Display session, Tuesday, June 11
Tripp Commons,

[36.14] Photometry of Restored Full-Disk Solar Images

S. R. Walton, D. G. Preminger (SFO/CSUN), C. G. Toner (NSO)

The San Fernando Observatory (SFO) Cartesian Full Disk Telescope (CFDT) has been taking full-disk 512 square photometric images of the Sun through a 100Å\ bandpass red filter since 1985, and through a 10Å\ bandpass K-line filter since 1989. We have recently begun a project to attempt to remove the effects of atmospheric blurring and scattered light on the photometry of these images. Specifically, we are fitting the convolution of a limb darkening profile expansion and a model point spread function (PSF) to the radial profiles of SFO CFDT images, using a technique similar to that of Toner and Jeffries (Ap. J. 1996, submitted) to remove the PSF from the images. The blurring-free limb darkening profile is the sum of an expansion in orthogonal (Legendre) polynomials, and the PSF model is the sum of three Gaussian components plus a Lorentzian, normalized so that its integral over the sky is unity.
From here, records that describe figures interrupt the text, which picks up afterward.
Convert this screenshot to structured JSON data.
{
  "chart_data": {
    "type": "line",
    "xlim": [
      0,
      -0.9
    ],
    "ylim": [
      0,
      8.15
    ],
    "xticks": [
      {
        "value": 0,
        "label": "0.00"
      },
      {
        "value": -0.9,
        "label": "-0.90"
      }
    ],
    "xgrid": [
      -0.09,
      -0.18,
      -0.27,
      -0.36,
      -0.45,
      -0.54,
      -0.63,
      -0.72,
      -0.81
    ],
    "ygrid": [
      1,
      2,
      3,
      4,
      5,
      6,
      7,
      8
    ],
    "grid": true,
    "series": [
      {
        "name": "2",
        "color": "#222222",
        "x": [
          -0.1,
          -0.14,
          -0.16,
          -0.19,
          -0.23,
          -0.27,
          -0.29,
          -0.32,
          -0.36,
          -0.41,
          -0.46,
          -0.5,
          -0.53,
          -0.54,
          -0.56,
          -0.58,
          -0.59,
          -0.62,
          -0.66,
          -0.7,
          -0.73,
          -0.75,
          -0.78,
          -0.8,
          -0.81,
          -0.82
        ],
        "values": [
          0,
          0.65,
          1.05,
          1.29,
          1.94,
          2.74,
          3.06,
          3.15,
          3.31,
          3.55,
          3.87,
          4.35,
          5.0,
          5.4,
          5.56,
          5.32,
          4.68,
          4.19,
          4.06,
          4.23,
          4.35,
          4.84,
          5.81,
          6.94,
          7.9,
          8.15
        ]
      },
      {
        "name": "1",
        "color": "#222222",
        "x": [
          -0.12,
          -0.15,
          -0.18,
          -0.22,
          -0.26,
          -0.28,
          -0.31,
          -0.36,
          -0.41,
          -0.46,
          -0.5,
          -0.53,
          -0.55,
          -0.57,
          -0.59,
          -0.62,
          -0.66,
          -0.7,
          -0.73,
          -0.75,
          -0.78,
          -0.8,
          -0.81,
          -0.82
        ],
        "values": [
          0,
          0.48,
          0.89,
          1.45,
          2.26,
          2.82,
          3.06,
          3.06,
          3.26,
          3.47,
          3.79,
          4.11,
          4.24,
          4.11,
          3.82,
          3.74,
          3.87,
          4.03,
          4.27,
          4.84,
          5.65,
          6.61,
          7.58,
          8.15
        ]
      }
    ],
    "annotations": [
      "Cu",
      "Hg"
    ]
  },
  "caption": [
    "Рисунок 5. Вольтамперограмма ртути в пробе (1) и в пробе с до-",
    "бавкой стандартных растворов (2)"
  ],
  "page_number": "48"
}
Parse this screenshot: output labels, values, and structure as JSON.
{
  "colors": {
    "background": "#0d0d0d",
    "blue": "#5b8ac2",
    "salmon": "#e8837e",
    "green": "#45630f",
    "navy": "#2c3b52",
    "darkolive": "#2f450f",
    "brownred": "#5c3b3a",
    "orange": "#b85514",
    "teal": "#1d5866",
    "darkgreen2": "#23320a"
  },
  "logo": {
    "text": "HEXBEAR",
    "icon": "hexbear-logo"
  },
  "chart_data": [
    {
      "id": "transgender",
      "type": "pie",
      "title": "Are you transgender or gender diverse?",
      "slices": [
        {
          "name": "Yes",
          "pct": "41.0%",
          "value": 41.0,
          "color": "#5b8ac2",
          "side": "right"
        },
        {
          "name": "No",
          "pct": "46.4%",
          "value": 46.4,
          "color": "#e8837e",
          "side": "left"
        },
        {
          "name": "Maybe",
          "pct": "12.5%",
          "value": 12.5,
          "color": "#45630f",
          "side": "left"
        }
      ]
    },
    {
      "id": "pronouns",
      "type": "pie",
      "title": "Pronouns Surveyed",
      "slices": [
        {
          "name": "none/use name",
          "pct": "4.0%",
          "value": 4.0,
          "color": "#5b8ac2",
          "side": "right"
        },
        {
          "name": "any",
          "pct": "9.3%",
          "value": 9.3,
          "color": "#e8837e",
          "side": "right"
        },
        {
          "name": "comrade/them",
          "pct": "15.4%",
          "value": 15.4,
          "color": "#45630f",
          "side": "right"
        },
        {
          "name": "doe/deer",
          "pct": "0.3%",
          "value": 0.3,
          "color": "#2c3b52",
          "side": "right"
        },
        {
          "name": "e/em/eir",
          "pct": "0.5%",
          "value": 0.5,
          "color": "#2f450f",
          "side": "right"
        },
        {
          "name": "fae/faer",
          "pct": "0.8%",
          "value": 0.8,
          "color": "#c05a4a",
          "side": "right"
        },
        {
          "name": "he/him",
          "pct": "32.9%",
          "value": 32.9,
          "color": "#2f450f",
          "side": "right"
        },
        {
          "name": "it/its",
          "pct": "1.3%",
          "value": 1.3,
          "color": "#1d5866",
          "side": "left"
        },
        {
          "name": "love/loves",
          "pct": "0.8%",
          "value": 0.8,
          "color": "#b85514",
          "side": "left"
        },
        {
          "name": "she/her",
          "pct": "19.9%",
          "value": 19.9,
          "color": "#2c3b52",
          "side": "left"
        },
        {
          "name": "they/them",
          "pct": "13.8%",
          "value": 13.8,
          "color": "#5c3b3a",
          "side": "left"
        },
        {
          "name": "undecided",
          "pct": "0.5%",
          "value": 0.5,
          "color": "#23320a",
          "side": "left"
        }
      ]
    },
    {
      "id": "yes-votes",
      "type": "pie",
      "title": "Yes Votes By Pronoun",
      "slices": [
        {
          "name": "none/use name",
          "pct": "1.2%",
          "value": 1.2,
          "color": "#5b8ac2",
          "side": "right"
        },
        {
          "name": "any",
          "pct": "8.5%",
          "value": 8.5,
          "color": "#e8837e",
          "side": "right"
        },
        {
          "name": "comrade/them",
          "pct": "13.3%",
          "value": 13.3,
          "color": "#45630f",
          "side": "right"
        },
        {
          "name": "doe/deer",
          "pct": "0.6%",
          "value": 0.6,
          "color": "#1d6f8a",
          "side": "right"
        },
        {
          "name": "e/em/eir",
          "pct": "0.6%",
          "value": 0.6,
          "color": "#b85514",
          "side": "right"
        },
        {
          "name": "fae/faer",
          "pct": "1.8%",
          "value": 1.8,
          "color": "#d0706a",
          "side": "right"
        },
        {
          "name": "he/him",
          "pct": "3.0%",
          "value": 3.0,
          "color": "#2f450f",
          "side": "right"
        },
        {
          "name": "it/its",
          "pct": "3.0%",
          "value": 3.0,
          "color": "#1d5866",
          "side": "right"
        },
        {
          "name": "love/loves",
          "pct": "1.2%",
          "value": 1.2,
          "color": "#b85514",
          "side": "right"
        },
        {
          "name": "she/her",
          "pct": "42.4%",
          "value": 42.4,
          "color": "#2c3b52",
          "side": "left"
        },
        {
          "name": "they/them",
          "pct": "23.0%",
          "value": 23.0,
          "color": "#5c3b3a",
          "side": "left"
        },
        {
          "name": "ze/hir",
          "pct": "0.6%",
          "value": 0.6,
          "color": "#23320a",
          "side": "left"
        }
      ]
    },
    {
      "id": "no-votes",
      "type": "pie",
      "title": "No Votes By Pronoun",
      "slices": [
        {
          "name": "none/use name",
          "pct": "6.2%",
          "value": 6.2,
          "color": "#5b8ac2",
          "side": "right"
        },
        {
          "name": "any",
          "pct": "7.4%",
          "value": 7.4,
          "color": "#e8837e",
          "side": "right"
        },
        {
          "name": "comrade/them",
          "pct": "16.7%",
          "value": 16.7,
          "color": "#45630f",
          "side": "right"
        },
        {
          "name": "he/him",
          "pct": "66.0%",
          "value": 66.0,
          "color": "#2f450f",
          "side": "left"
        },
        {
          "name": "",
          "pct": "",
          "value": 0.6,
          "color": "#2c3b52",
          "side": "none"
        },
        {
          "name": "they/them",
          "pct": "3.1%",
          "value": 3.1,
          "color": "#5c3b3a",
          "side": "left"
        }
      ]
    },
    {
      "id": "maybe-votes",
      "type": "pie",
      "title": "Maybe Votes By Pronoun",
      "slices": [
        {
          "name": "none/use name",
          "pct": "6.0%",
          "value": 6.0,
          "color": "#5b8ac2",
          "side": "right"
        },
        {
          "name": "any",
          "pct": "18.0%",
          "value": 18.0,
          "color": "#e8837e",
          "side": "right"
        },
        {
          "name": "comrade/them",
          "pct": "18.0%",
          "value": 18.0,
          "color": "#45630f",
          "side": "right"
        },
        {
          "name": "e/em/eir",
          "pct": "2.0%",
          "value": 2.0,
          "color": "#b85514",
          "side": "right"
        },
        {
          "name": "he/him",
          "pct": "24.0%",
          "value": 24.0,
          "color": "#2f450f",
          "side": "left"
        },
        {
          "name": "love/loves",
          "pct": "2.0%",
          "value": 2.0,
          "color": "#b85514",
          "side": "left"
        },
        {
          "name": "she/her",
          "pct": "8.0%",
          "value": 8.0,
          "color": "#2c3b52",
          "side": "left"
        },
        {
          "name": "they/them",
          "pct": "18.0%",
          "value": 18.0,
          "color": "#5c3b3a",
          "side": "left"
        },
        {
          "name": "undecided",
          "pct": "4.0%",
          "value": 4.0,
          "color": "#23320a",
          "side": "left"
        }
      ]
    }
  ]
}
Tests with artificially generated images with sunspots show that we can recover the sunspot photometric quantities with excellent results. Comparison of the original and restored photometry from eight actual red images taken hourly also show that correlations between the PSF and the photometry disappear after the restoration. We have been less successful at recovery of facular photometry in the K line images, and are continuing to investigate this. We will present details of our fitting procedure and results. This project was partly supported by NSF Grant ATM-9115111 and NASA grant NAGW-3017.